The civil unrest came close to the track this year, as a missile strike by the rebel Houthi group impacted an oil refinery less than 10 miles from the circuit during the Friday practice sessions. Discussions went through the night about the viability of going ahead with the race and, ultimately, the drivers were persuaded to race.
Harding was present in the paddock in Saudi Arabia, in his role as personal coach to Alex Albon. He said that, despite the proximity of the strike to the track, it was more of a surreal experience than anything else.
It was surreal more than frightening, I would say. It wasn’t a nice position to be in. I would say even before we travelled, it was probably the most uncomfortable I’ve been in my career in terms of going to an environment to compete in – irrespective of what happened over the race weekend. What it demonstrated was the power of money in sport.
The understandable concern around the proximity of the missile strike was not the only concern about the Jeddah Corniche Circuit. The high-speed track features many blind corners, with the concrete barriers wrapping tightly to the circuit, presenting opportunities for huge crashes.
Ferrari drivers Charles Leclerc and Carlos Sainz were among those to speak out about the poor safety conditions, while a massive crash for the Haas of Mick Schumacher in qualifying only furthered the discussion about the dangers of the high-speed, narrow track.
Harding said he was glad to see Albon and his fellow F1 drivers speak up about their discomfort with racing in Saudi Arabia.
I think the drivers had their concerns – naturally from a safety point of view, and from a moral perspective. That was really good to see, it was really good to see 20 influential guys demonstrate that they had a voice and that they were willing to have really open, honest discussions with F1 and with Saudi F1 around the safety concerns and the legitimacy of being there.
The discontent among the drivers with pushing ahead with the Saudi Arabian GP was palpable. Though the team principals appeared to unanimously back going ahead with the race, many reports suggested the drivers had pushed hard to cancel the event.
Speaking to us, Patrick Harding alluded to this, and suggested that the final decision was made by the team principals and race organisers, rather than the F1 drivers themselves.
But, ultimately, it wasn’t their decision, and the race went ahead and it’s more about what happens going forward than that race weekend itself. Like I said, it was probably more surreal more than frightening.
It's hard to see how F1 can possibly go back to Saudi Arabia after the events of this year.
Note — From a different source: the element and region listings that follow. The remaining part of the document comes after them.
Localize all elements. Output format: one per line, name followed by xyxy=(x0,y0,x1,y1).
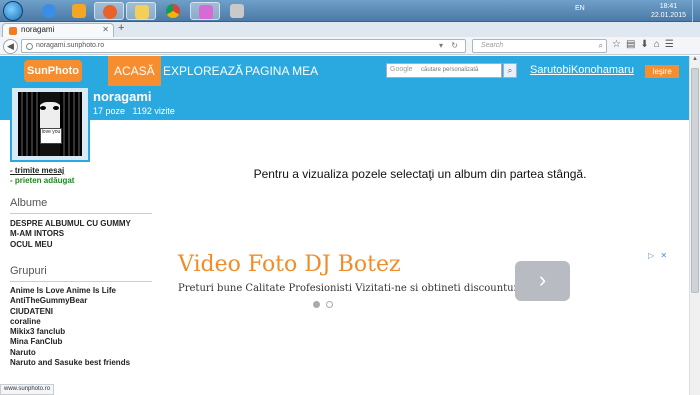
album-title: noragami xyxy=(93,89,152,104)
taskbar-firefox-icon[interactable] xyxy=(94,2,124,20)
album-link[interactable]: M-AM INTORS xyxy=(10,229,131,239)
browser-search-box[interactable]: Search ⌕ xyxy=(472,39,607,53)
group-link[interactable]: AntiTheGummyBear xyxy=(10,296,130,306)
group-link[interactable]: Anime Is Love Anime Is Life xyxy=(10,286,130,296)
url-text: noragami.sunphoto.ro xyxy=(36,42,105,49)
select-album-message: Pentru a vizualiza pozele selectaţi un a… xyxy=(253,167,587,181)
adchoices-icon[interactable]: ▷ ✕ xyxy=(648,251,669,260)
toolbar-icons[interactable]: ☆▤⬇⌂☰ xyxy=(612,39,679,50)
close-tab-icon[interactable]: ✕ xyxy=(102,25,109,34)
group-list: Anime Is Love Anime Is Life AntiTheGummy… xyxy=(10,286,130,368)
windows-taskbar: EN 18:41 22.01.2015 xyxy=(0,0,700,22)
album-list: DESPRE ALBUMUL CU GUMMY M-AM INTORS OCUL… xyxy=(10,219,131,250)
taskbar-ie-icon[interactable] xyxy=(34,2,64,20)
scrollbar-thumb[interactable] xyxy=(691,68,699,293)
album-stats: 17 poze 1192 vizite xyxy=(93,106,175,116)
username-link[interactable]: SarutobiKonohamaru xyxy=(530,64,634,76)
taskbar-app-icon[interactable] xyxy=(190,2,220,20)
photo-count: 17 poze xyxy=(93,106,126,116)
browser-tab[interactable]: noragami ✕ xyxy=(2,23,114,37)
status-bar: www.sunphoto.ro xyxy=(0,384,55,395)
carousel-dot-active[interactable] xyxy=(313,301,320,308)
logout-button[interactable]: Ieşire xyxy=(645,65,679,78)
profile-actions: - trimite mesaj - prieten adăugat xyxy=(10,166,74,186)
group-link[interactable]: Mina FanClub xyxy=(10,337,130,347)
address-bar[interactable]: noragami.sunphoto.ro ▾ ↻ xyxy=(21,39,466,53)
site-header: SunPhoto ACASĂ EXPLOREAZĂ PAGINA MEA Goo… xyxy=(0,56,689,86)
language-indicator[interactable]: EN xyxy=(575,5,585,12)
site-search-placeholder: căutare personalizată xyxy=(421,67,479,73)
show-desktop-button[interactable] xyxy=(692,0,700,22)
nav-exploreaza[interactable]: EXPLOREAZĂ xyxy=(157,56,249,86)
back-arrow-icon[interactable]: ◀ xyxy=(3,39,18,54)
browser-toolbar: ◀ noragami.sunphoto.ro ▾ ↻ Search ⌕ ☆▤⬇⌂… xyxy=(0,37,700,55)
system-tray: EN 18:41 22.01.2015 xyxy=(555,0,700,22)
group-link[interactable]: Naruto xyxy=(10,348,130,358)
album-link[interactable]: OCUL MEU xyxy=(10,240,131,250)
album-link[interactable]: DESPRE ALBUMUL CU GUMMY xyxy=(10,219,131,229)
browser-tab-strip: noragami ✕ + xyxy=(0,22,700,37)
friend-added-status: - prieten adăugat xyxy=(10,176,75,185)
tab-title: noragami xyxy=(21,25,55,34)
divider xyxy=(10,281,152,282)
ad-arrow-button[interactable]: › xyxy=(515,261,570,301)
sunphoto-logo[interactable]: SunPhoto xyxy=(24,60,82,82)
site-search-button[interactable]: ⌕ xyxy=(503,63,517,78)
clock[interactable]: 18:41 22.01.2015 xyxy=(651,2,686,20)
avatar[interactable]: love you xyxy=(10,86,90,162)
site-identity-icon[interactable] xyxy=(26,43,33,50)
avatar-sign: love you xyxy=(40,128,62,144)
taskbar-media-player-icon[interactable] xyxy=(64,2,94,20)
ad-description: Preturi bune Calitate Profesionisti Vizi… xyxy=(178,283,522,294)
taskbar-chrome-icon[interactable] xyxy=(158,2,188,20)
start-button[interactable] xyxy=(3,1,23,21)
vertical-scrollbar[interactable]: ▲ xyxy=(689,56,700,395)
taskbar-paint-icon[interactable] xyxy=(222,2,252,20)
group-link[interactable]: Naruto and Sasuke best friends xyxy=(10,358,130,368)
site-search-input[interactable]: Google căutare personalizată xyxy=(386,63,502,78)
nav-acasa[interactable]: ACASĂ xyxy=(108,56,161,86)
reload-icon[interactable]: ▾ ↻ xyxy=(439,41,461,50)
clock-date: 22.01.2015 xyxy=(650,12,686,19)
group-link[interactable]: coraline xyxy=(10,317,130,327)
taskbar-explorer-icon[interactable] xyxy=(126,2,156,20)
visit-count: 1192 vizite xyxy=(132,106,175,116)
new-tab-button[interactable]: + xyxy=(118,22,124,34)
ad-title-link[interactable]: Video Foto DJ Botez xyxy=(178,252,401,277)
search-placeholder: Search xyxy=(481,42,504,49)
group-link[interactable]: Mikix3 fanclub xyxy=(10,327,130,337)
avatar-image: love you xyxy=(18,92,82,156)
groups-heading: Grupuri xyxy=(10,265,47,277)
albums-heading: Albume xyxy=(10,197,48,209)
carousel-dot[interactable] xyxy=(326,301,333,308)
divider xyxy=(10,213,152,214)
scroll-up-icon[interactable]: ▲ xyxy=(690,56,700,66)
group-link[interactable]: CIUDATENI xyxy=(10,307,130,317)
nav-pagina-mea[interactable]: PAGINA MEA xyxy=(239,56,324,86)
favicon-icon xyxy=(9,27,17,35)
send-message-link[interactable]: - trimite mesaj xyxy=(10,166,74,176)
clock-time: 18:41 xyxy=(659,3,678,10)
search-icon[interactable]: ⌕ xyxy=(599,41,603,51)
google-brand: Google xyxy=(390,66,413,73)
Then again, this is a sport that returned to Bahrain after team personnel were attacked in 2012, and had continued to visit the likes of Qatar, Azerbaijan, Russia, and Brazil despite similar safety and ethical concerns.
And, as you could expect, the race is still scheduled to go ahead for 2023, with tickets already on sale for the event. The F1 circus has been given "assurances" of their safety for next year and beyond - though, when insurgent groups are bombing sites in close proximity to the track, it's hard to understand how credible those assurances can be.
The drivers have made their concerns clear about racing in Saudi Arabia. Lewis Hamilton and Sebastian Vettel questioned the human rights conditions in the country at last year's race, and concerns only heightened this year. It will be fascinating to see if their vocality continues to increase.
All the same, F1 will more than likely be going back to Saudi Arabia in 2023. And 2024. And so on, and so on. Money, it seems, does talk.